Content-type quarantine backs this up: obligation/debt/renewal claims from third parties are quarantined regardless of how plausible they look — the attack that gets past naive memory is the routine-looking invoice, not the absurd one.

Mixed provenance: derived_from

Authorship is per-event — but your event's text may embed content someone else influenced. A system-authored triage verdict that quotes a received email's subject, a summary derived from a third-party document: the event is honestly yours, yet an attacker wrote parts of what it says. Declare that with derived_from:

mem.remember(user, f"Triage classified the mail (subject: {subject!r}) as spam.",
             author=EvidenceAuthor.SYSTEM, derived_from=EvidenceAuthor.THIRD_PARTY,
             event_type="triage")

Trust is capped at the minimum of author and derived_from: nothing extracted from such an event — no edge, and not the episode either — can reach an assertable surface (the gate's GROUNDED block or the compiled wiki). The classification history still shapes behavior through recall's unverified channel; it just can't be asserted as fact. Provenance records both fields, so the graph stays honest: authored by system, derived from third-party.

The rule of thumb: if any span of the event text was influenced by a party you wouldn't mark as the author, declare the lower-trust source. Without the declaration, Veracium trusts your voice — quoted attacker text and all.

Supersession — one current value, history retained

For functional facts (preference, employer, location, deadline) a new value supersedes the old one: at most one is "current", but the prior value is retained (soft-invalidated), so both "what does the user prefer now?" and "what did they prefer before?" are answerable. Re-stating a fact reinforces it (refreshes its validity) instead of duplicating.

Non-functional facts (pets, relatives, tools used) accumulate.

Volatility and lifecycle

Each fact has a volatility class — how long it's expected to hold:

permanentdurable (years) → slow (months) → transient (days) → ephemeral

mem.maintain(user_id) — the "overnight" job — uses it:

  • transient/ephemeral facts past their lifetime lapse silently (nobody asks about a flu from three months ago);
  • durable/slow facts past their lifetime are flagged possibly-stale (surfaced in recall, never silently dropped — "still at Acme?");
  • cold episodes are consolidated into denser records, preserving first occurrences of failures, fixes, illnesses, and dated commitments.

A note on dates

Relative dates in ingested text ("due Friday", "next week") are resolved to absolute dates during extraction. Veracium injects a weekday→date calendar anchored to the event's date so the model copies dates rather than computing them — far more reliable than freehand, and the prompt tells it to keep the original wording when a date is neither stated nor on the calendar. But it is still an LLM step: treat an absolute date stored in memory as an inference from the source — high-confidence when the source stated an explicit date, lower when it was relative. Always pass an accurate date= per event (the date it actually occurred) so the calendar anchors correctly; the default is "today", which is wrong for backfilled or dated content.
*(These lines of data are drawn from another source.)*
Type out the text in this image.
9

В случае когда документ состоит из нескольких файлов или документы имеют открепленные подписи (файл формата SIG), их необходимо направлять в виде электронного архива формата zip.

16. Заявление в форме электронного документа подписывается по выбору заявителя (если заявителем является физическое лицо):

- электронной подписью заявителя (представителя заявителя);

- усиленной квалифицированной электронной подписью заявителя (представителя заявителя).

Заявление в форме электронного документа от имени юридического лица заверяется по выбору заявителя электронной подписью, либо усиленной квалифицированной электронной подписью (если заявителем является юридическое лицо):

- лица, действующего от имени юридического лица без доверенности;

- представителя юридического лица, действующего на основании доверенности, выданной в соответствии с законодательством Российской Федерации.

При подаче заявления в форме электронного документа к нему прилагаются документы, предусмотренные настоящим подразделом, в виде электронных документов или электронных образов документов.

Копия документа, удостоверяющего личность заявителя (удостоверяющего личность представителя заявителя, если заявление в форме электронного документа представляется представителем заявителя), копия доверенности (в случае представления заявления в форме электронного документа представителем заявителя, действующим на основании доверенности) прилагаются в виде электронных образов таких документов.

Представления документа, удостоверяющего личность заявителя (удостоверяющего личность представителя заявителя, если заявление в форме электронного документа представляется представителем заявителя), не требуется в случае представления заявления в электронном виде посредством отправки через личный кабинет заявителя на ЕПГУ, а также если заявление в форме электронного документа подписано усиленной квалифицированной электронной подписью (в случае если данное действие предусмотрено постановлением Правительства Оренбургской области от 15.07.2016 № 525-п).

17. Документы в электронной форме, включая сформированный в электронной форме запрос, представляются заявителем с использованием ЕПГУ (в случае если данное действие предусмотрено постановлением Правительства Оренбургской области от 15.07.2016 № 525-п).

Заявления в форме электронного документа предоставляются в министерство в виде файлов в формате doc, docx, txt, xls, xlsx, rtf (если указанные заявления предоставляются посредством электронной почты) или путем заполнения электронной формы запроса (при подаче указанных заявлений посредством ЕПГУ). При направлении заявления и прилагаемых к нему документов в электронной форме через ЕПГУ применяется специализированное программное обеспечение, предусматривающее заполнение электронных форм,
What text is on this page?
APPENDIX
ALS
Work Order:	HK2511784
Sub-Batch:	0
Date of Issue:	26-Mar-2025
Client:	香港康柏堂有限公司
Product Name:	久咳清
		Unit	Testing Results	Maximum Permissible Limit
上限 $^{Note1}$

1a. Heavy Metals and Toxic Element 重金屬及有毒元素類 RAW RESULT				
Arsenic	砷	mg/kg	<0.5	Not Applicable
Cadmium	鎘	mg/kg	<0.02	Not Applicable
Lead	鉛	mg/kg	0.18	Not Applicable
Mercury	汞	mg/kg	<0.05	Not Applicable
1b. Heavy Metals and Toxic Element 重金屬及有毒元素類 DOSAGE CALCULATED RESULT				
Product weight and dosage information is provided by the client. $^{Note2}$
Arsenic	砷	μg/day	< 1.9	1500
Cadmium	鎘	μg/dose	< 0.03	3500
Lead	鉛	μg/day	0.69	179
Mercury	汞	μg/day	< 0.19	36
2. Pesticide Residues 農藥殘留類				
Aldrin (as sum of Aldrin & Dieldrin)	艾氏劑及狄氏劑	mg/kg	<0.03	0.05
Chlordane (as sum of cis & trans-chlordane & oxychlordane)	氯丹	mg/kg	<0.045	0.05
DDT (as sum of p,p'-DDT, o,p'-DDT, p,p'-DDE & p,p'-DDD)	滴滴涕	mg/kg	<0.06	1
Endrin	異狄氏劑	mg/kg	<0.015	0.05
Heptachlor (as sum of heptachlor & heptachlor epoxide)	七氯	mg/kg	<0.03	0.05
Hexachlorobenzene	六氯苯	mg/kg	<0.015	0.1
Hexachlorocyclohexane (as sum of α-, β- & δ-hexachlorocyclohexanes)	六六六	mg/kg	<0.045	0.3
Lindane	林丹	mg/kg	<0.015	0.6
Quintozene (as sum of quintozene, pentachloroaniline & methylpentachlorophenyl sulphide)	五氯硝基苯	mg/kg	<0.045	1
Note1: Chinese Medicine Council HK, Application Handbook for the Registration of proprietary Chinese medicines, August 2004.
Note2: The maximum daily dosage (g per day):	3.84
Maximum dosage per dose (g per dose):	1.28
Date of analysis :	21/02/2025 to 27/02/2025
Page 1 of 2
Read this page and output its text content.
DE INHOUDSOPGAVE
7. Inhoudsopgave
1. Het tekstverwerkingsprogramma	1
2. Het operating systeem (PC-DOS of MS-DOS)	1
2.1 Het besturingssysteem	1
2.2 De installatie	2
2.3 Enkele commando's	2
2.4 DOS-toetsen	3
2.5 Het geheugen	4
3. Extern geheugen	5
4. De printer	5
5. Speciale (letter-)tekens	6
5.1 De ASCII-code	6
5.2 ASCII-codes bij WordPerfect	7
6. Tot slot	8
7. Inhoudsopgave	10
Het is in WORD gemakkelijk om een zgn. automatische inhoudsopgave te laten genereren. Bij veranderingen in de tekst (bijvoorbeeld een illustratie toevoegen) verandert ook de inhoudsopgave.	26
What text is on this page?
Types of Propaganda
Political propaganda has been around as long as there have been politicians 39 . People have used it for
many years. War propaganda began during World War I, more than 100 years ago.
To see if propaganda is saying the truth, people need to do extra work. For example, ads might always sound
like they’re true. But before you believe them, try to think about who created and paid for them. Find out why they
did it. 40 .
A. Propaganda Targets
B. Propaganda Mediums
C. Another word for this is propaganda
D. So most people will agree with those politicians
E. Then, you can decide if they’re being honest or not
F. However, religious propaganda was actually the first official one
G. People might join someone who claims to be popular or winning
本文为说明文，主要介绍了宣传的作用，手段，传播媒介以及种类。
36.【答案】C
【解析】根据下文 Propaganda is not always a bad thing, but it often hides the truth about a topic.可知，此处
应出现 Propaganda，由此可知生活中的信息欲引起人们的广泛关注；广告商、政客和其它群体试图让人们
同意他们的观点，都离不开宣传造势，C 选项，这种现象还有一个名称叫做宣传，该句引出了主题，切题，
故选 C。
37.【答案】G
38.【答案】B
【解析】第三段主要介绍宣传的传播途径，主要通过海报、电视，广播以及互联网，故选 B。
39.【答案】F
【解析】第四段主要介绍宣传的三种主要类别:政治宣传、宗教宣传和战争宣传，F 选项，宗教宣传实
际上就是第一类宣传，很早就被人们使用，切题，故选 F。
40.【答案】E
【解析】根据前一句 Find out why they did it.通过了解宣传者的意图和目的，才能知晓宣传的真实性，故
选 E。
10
Recall and the abstention gate

mem.recall(user_id, query) assembles the curated wiki + a per-query subgraph and partitions memory into grounded (verified, assertable) and unverified (third-party claims/reports). mem.answer(user_id, query) adds the gate:

  • answer only from grounded memory;
  • never assert unverified claims as fact;
  • say "I don't know" rather than guess.

The gate is why Veracium doesn't confabulate on a miss and doesn't get injected: a fact from the user's own sent email is answered; the same-shaped claim from a received email is refused. Provenance-by-authorship, doing its job.

What Veracium does not do

  • It doesn't own your API keys or pick your model — you pass a Complete callable.
  • It doesn't answer the user for you unless you call answer(); recall() just hands you grounded context to drop into your own prompt.
  • It isn't multi-user-leaky: memory is scoped by user_id; one user's memory can never reach another's.